For the next step, notice that you can choose $t$ to be any positive number. Some choices of $t$ will give sharper bounds than others. Because these are upper bounds, the sharpest among all of the bounds will correspond to the value of $t$ that minimizes the right hand side. So the Chernoff bound has an *optimized* form:

### Application to the Normal Distribution

Suppose $X$ has the normal $(\mu, \sigma^2)$ distribution and we want to get a sense of how far $X$ can be above the mean. Fix $c > 0$. The exact chance that the value of $X$ is at least $c$ above the mean is

$$ P(X - \mu \ge c) ~ = ~ 1 - \Phi(c/\sigma) $$because the distribution of $X - \mu$ is normal $(0, \sigma^2)$. This exact answer looks neat and tidy, but the standard normal cdf $\Phi$ is not easy to work with analytically. Sometimes we can gain more insight from a good bound.

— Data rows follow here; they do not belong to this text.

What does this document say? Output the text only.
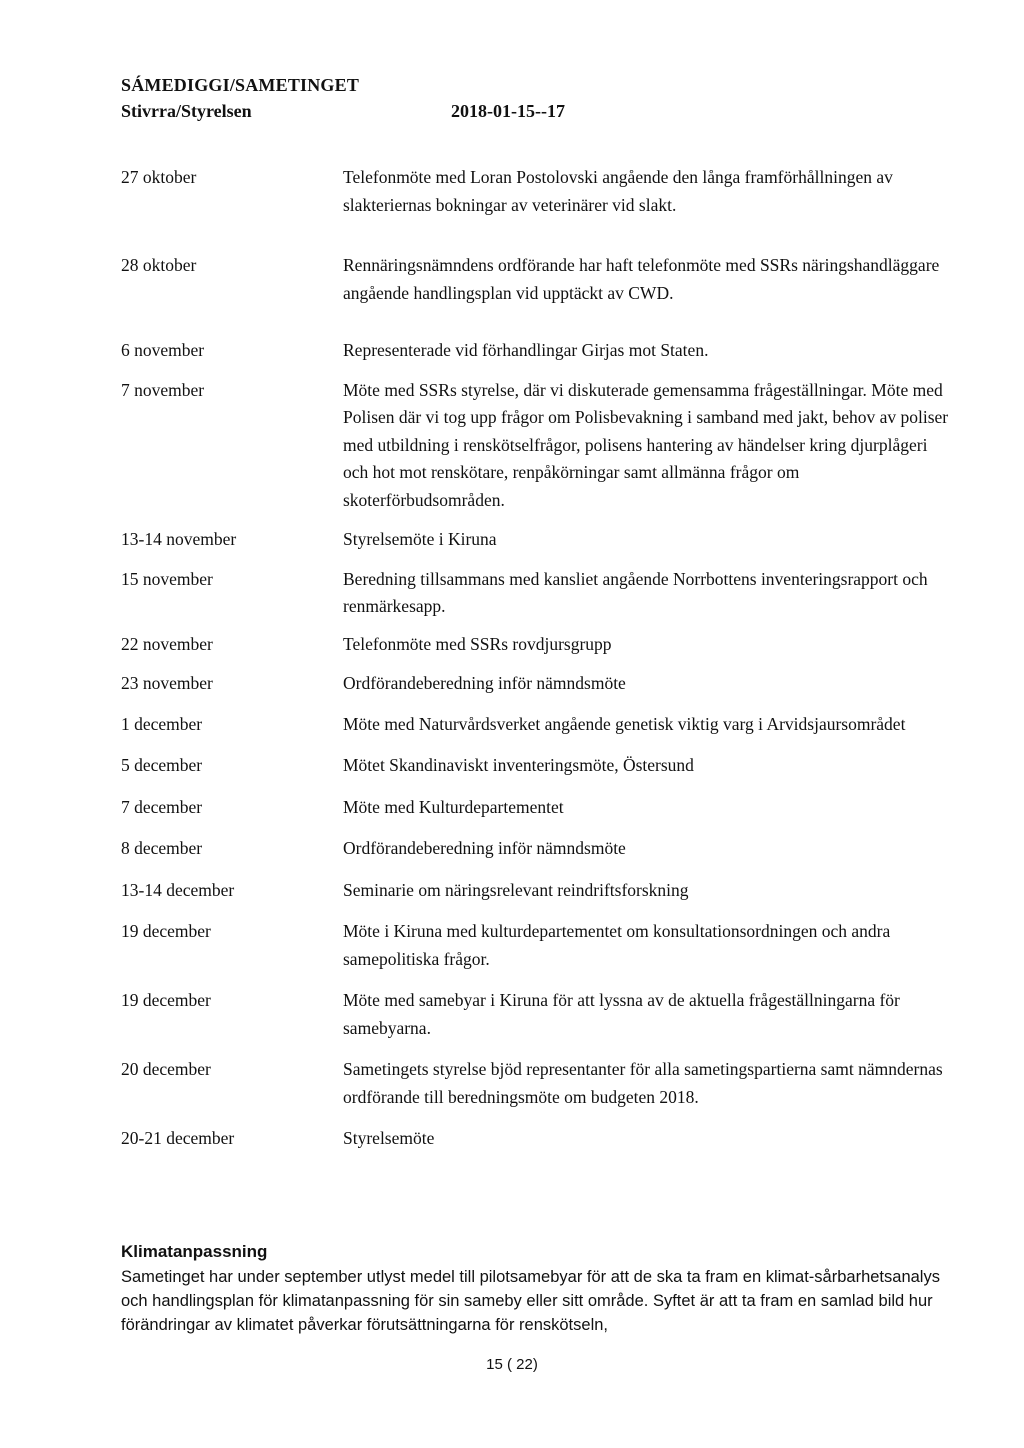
SÁMEDIGGI/SAMETINGET
Stivrra/Styrelsen	2018-01-15--17
27 oktober	Telefonmöte med Loran Postolovski angående den långa framförhållningen av slakteriernas bokningar av veterinärer vid slakt.
28 oktober	Rennäringsnämndens ordförande har haft telefonmöte med SSRs näringshandläggare angående handlingsplan vid upptäckt av CWD.
6 november	Representerade vid förhandlingar Girjas mot Staten.
7 november	Möte med SSRs styrelse, där vi diskuterade gemensamma frågeställningar. Möte med Polisen där vi tog upp frågor om Polisbevakning i samband med jakt, behov av poliser med utbildning i renskötselfrågor, polisens hantering av händelser kring djurplågeri och hot mot renskötare, renpåkörningar samt allmänna frågor om skoterförbudsområden.
13-14 november	Styrelsemöte i Kiruna
15 november	Beredning tillsammans med kansliet angående Norrbottens inventeringsrapport och renmärkesapp.
22 november	Telefonmöte med SSRs rovdjursgrupp
23 november	Ordförandeberedning inför nämndsmöte
1 december	Möte med Naturvårdsverket angående genetisk viktig varg i Arvidsjaursområdet
5 december	Mötet Skandinaviskt inventeringsmöte, Östersund
7 december	Möte med Kulturdepartementet
8 december	Ordförandeberedning inför nämndsmöte
13-14 december	Seminarie om näringsrelevant reindriftsforskning
19 december	Möte i Kiruna med kulturdepartementet om konsultationsordningen och andra samepolitiska frågor.
19 december	Möte med samebyar i Kiruna för att lyssna av de aktuella frågeställningarna för samebyarna.
20 december	Sametingets styrelse bjöd representanter för alla sametingspartierna samt nämndernas ordförande till beredningsmöte om budgeten 2018.
20-21 december	Styrelsemöte
Klimatanpassning
Sametinget har under september utlyst medel till pilotsamebyar för att de ska ta fram en klimat-sårbarhetsanalys och handlingsplan för klimatanpassning för sin sameby eller sitt område. Syftet är att ta fram en samlad bild hur förändringar av klimatet påverkar förutsättningarna för renskötseln,
15 ( 22)
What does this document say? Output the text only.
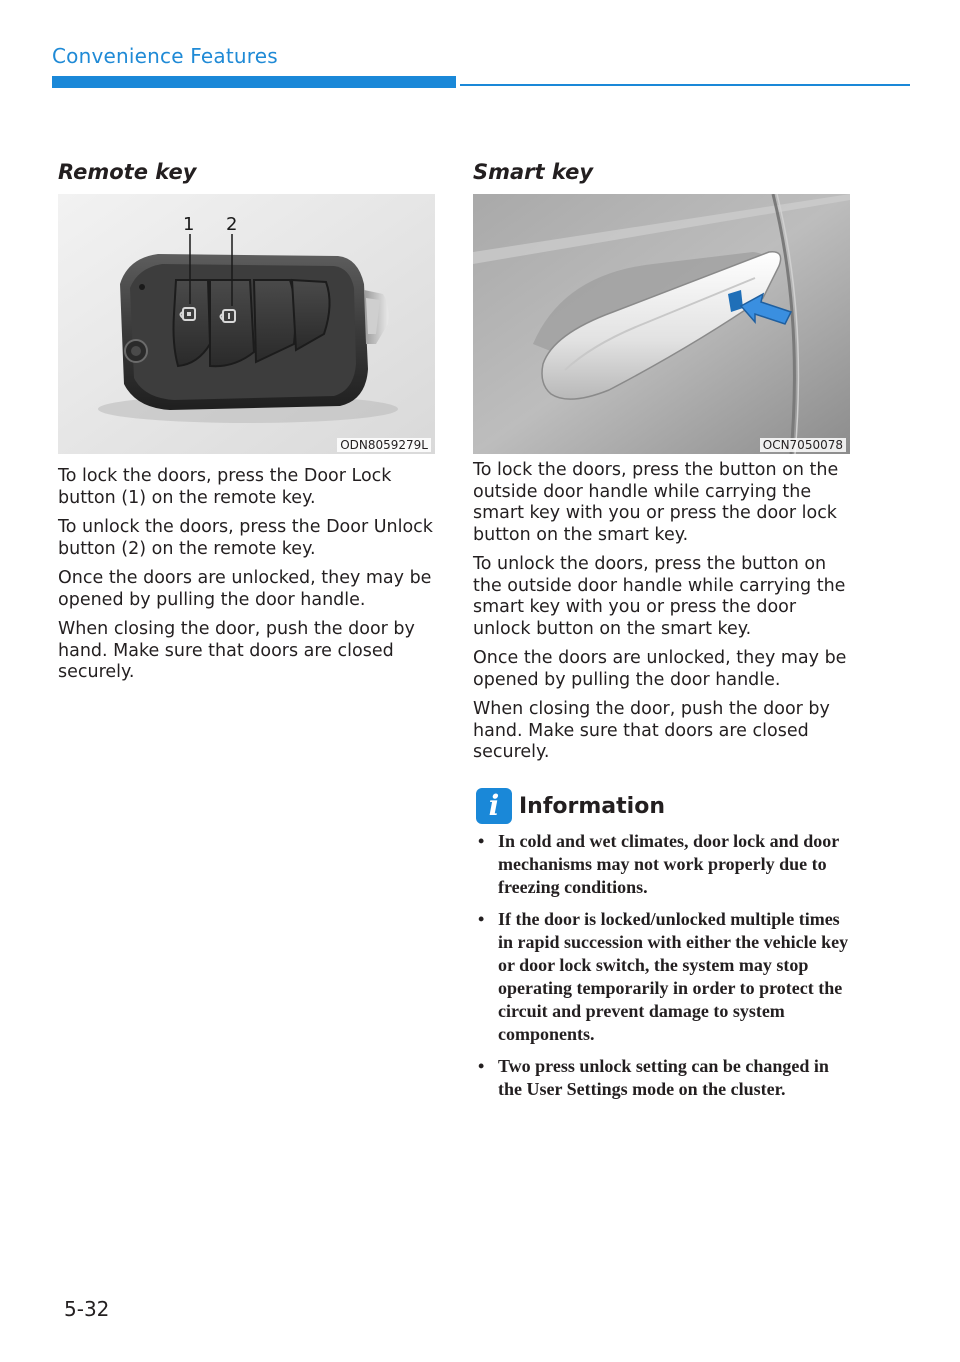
Convenience Features
Remote key
1 2
ODN8059279L

To lock the doors, press the Door Lock button (1) on the remote key.

To unlock the doors, press the Door Unlock button (2) on the remote key.

Once the doors are unlocked, they may be opened by pulling the door handle.

When closing the door, push the door by hand. Make sure that doors are closed securely.

Smart key
OCN7050078

To lock the doors, press the button on the outside door handle while carrying the smart key with you or press the door lock button on the smart key.

To unlock the doors, press the button on the outside door handle while carrying the smart key with you or press the door unlock button on the smart key.

Once the doors are unlocked, they may be opened by pulling the door handle.

When closing the door, push the door by hand. Make sure that doors are closed securely.

i Information
• In cold and wet climates, door lock and door mechanisms may not work properly due to freezing conditions.
• If the door is locked/unlocked multiple times in rapid succession with either the vehicle key or door lock switch, the system may stop operating temporarily in order to protect the circuit and prevent damage to system components.
• Two press unlock setting can be changed in the User Settings mode on the cluster.
5-32
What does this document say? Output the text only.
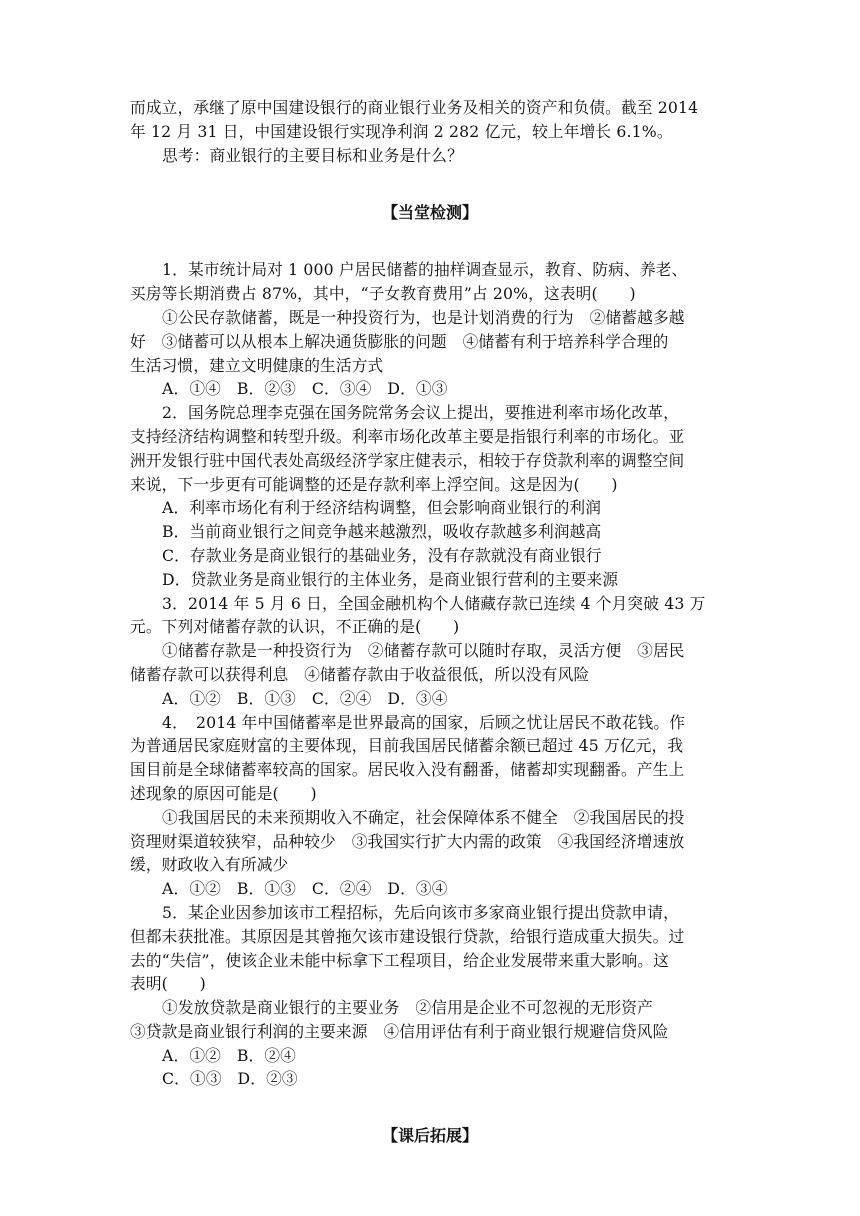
而成立，承继了原中国建设银行的商业银行业务及相关的资产和负债。截至 2014
年 12 月 31 日，中国建设银行实现净利润 2 282 亿元，较上年增长 6.1%。
思考：商业银行的主要目标和业务是什么？
【当堂检测】
1．某市统计局对 1 000 户居民储蓄的抽样调查显示，教育、防病、养老、
买房等长期消费占 87%，其中，“子女教育费用”占 20%，这表明(　　)
①公民存款储蓄，既是一种投资行为，也是计划消费的行为　②储蓄越多越
好　③储蓄可以从根本上解决通货膨胀的问题　④储蓄有利于培养科学合理的
生活习惯，建立文明健康的生活方式
A．①④　B．②③　C．③④　D．①③
2．国务院总理李克强在国务院常务会议上提出，要推进利率市场化改革，
支持经济结构调整和转型升级。利率市场化改革主要是指银行利率的市场化。亚
洲开发银行驻中国代表处高级经济学家庄健表示，相较于存贷款利率的调整空间
来说，下一步更有可能调整的还是存款利率上浮空间。这是因为(　　)
A．利率市场化有利于经济结构调整，但会影响商业银行的利润
B．当前商业银行之间竞争越来越激烈，吸收存款越多利润越高
C．存款业务是商业银行的基础业务，没有存款就没有商业银行
D．贷款业务是商业银行的主体业务，是商业银行营利的主要来源
3．2014 年 5 月 6 日，全国金融机构个人储藏存款已连续 4 个月突破 43 万
元。下列对储蓄存款的认识，不正确的是(　　)
①储蓄存款是一种投资行为　②储蓄存款可以随时存取，灵活方便　③居民
储蓄存款可以获得利息　④储蓄存款由于收益很低，所以没有风险
A．①②　B．①③　C．②④　D．③④
4．　2014 年中国储蓄率是世界最高的国家，后顾之忧让居民不敢花钱。作
为普通居民家庭财富的主要体现，目前我国居民储蓄余额已超过 45 万亿元，我
国目前是全球储蓄率较高的国家。居民收入没有翻番，储蓄却实现翻番。产生上
述现象的原因可能是(　　)
①我国居民的未来预期收入不确定，社会保障体系不健全　②我国居民的投
资理财渠道较狭窄，品种较少　③我国实行扩大内需的政策　④我国经济增速放
缓，财政收入有所减少
A．①②　B．①③　C．②④　D．③④
5．某企业因参加该市工程招标，先后向该市多家商业银行提出贷款申请，
但都未获批准。其原因是其曾拖欠该市建设银行贷款，给银行造成重大损失。过
去的“失信”，使该企业未能中标拿下工程项目，给企业发展带来重大影响。这
表明(　　)
①发放贷款是商业银行的主要业务　②信用是企业不可忽视的无形资产
③贷款是商业银行利润的主要来源　④信用评估有利于商业银行规避信贷风险
A．①②　B．②④
C．①③　D．②③
【课后拓展】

The optimized Chernoff bound is

$$ \begin{align*} P(X- \mu \ge c) ~ &\le ~ \min_{t > 0} \frac{M_{X-\mu}(t)}{e^{tc}} \\ \\ &= ~ \min_{t > 0} \frac{e^{\sigma^2t^2/2}}{e^{tc}} \\ \\ &= ~ \min_{t > 0} e^{-ct + \sigma^2t^2/2} \end{align*} $$The curve below is the graph of $\exp(-ct + \sigma^2t^2/2)$ as a function of $t$, in the case $\sigma = 2$ and $c = 5$. The flat line is the exact probability of $P(X - \mu \ge c)$. The curve is always above the flat line: no matter what $t$ is, the bound is an upper bound. The sharpest of all the upper bounds corresponds to the minimizing value $t^*$ which is somewhere in the 1.2 to 1.3 range.

To find the minimizing value of $t$ analytically, we will use the standard calculus method of minimization. But first we will simplify our calculations by observing that finding the point at which a positive function is minimized is the same as finding the point at which the log of the function is minimized. This is because $\log$ is an increasing function.

So the problem reduces to finding the value of $t$ that minimizes the function $h(t) = -ct + \sigma^2t^2/2$. By differentiation, the minimizing value of $t$ solves

$$ c ~ = ~ \sigma^2 t^* $$and hence

$$ t^* ~ = ~ \frac{c}{\sigma^2} $$So the Chernoff bound is

$$ P(X - \mu \ge c) ~ \le ~ e^{-ct^* + \sigma^2{t^*}^2/2} ~ = ~ e^{-c^2/2\sigma^2} $$Compare this with the bounds we already have. Markov's bound can't be applied directly as $X - \mu$ can have negative values. Because the distribution of $X - \mu$ is symmetric about 0, Chebychev's bound becomes

$$ P(X - \mu \ge c ) ~ \le ~ \frac{\sigma^2}{2c^2} $$When $c$ is large, the optimized Chernoff bound is quite a bit sharper than Chebychev's. In the case $\sigma = 2$, the graph below shows the exact value of $P(X - \mu \ge c)$ as a function of $c$, along with the Chernoff and Chebychev bounds.

### Chernoff Bound on the Left Tail

By an analogous argument we can derive a Chernoff bound on the left tail of a distribution. For a fixed $t > 0$, the function $g(x) = e^{-tx}$ is decreasing and non-negative. So for $t > 0$ and any fixed $c$,

$$ P(X \le c) ~ = ~ P(e^{-tX} \ge e^{-tc}) ~ \le ~ \frac{E(e^{-tX})}{e^{-tc}} ~ = ~ \frac{M_X(-t)}{e^{-tc}} $$and therefore

$$ P(X \le c) ~ \le ~ \min_{t > 0} \frac{M_X(-t)}{e^{-tc}} $$### Sums of Independent Random Variables

The Chernoff bound is often applied to sums of independent random variables. Let $X_1, X_2, \ldots, X_n$ be independent and let $S_n = X_1 + X_2 + \ldots + X_n$. Fix any number $c$. For every $t > 0$,

$$ P(S_n \ge c) ~ \le ~ \frac{M_{S_n}(t)}{e^{tc}} ~ = ~ \frac{\prod_{i=1}^n M_{X_i}(t)}{e^{tc}} $$This result is useful for finding bounds on binomial tails because the moment generating function of a Bernoulli random variable has a straightforward form. It is also used for bounding tails of sums of independent indicators with possibly different success probabilities. We will leave all this for a subsequent course.